On Jun 1, 2011, at 6:06 PM, Scott Grayban wrote:

> David Shaw said the following on 06/01/2011 02:45 PM:
>> On Jun 1, 2011, at 1:14 PM, Xian Stannard wrote:
>> 
>> 
>>> I can see that it is bad to loose keys that are in use, but why must
>>> every key from day zero be kept? The deletion need not be probibitive of
>>> the key being uploaded again: that could trigger it to be re-propagated.
>>> 
>> One danger is that a revoked key won't be seen as revoked by someone who 
>> needs to see it as such.  For example, let's say that I have a public key on 
>> the keyservers (call it "A"), and my secret key gets compromised.  I revoke 
>> that key, make a new one ("B"), and upload both A & B to the keyservers.
>> 
>> Now, someone who I communicated with before my key was compromised wants to 
>> get ahold of me, and so uses the only key they have: A.  They don't know 
>> that I have a new key, and checking the keyservers (gpg --refresh-keys, or 
>> similar for other programs) won't show them that A is revoked, because A got 
>> pruned from the keyserver when it was revoked.
>> 
>> Now, to be sure, we could design different ways of avoiding this issue, but 
>> personally, I'd want to see some real evidence of an upcoming problem with 
>> the keyserver DB size before going down that route.  I'm afraid I don't see 
>> a problem that needs fixing here.

> You can search the keyserver using just the email address and they would
> still get the new pub key

Sure, but that's requiring a behavioral change for all users.  They don't do 
that today.  There are years of "training" that would have to be overcome.
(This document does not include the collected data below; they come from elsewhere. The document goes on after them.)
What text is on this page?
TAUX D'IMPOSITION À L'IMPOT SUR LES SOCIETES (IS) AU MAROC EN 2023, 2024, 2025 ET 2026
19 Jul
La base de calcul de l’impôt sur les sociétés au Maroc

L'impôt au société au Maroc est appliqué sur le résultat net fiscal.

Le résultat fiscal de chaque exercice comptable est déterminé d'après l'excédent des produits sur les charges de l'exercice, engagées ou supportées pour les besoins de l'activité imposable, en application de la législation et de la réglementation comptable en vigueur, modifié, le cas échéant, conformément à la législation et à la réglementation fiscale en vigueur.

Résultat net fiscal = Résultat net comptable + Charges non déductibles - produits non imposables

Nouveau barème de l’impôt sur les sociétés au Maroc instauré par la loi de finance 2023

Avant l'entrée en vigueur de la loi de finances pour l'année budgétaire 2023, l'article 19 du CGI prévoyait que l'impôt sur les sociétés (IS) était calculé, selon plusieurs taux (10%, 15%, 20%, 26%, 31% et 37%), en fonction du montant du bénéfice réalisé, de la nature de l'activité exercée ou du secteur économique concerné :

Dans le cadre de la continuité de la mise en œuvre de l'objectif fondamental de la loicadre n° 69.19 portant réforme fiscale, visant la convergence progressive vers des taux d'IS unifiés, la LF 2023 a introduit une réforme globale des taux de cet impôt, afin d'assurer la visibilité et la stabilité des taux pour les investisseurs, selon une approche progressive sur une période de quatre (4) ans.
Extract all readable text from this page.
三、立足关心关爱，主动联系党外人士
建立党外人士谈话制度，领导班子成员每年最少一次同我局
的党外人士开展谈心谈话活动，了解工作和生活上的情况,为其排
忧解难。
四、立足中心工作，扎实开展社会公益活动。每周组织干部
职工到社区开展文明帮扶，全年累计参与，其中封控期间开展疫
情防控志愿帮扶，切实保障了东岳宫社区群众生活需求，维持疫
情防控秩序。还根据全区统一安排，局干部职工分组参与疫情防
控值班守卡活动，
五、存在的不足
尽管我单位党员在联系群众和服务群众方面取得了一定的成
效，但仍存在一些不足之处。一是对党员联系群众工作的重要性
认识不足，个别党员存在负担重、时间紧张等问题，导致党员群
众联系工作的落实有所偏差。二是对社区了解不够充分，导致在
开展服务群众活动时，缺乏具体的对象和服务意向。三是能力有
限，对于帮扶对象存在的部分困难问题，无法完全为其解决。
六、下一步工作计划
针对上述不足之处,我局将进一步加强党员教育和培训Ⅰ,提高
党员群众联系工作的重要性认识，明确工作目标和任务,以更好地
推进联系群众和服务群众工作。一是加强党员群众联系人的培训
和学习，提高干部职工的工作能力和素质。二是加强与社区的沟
Requiring a behavioral change to fix something that isn't widely felt to be a 
problem in the first place seems odd to me.

But still, let's say I'm wrong and you're right: just set up a keyserver 
network that follows whatever key retention policy you desire.  The code and 
initial keydumps are publicly available.  I think it would be unfortunate, and 
risk confusing people (and confusion in a security context is usually not 
desirable), but nobody can stop you.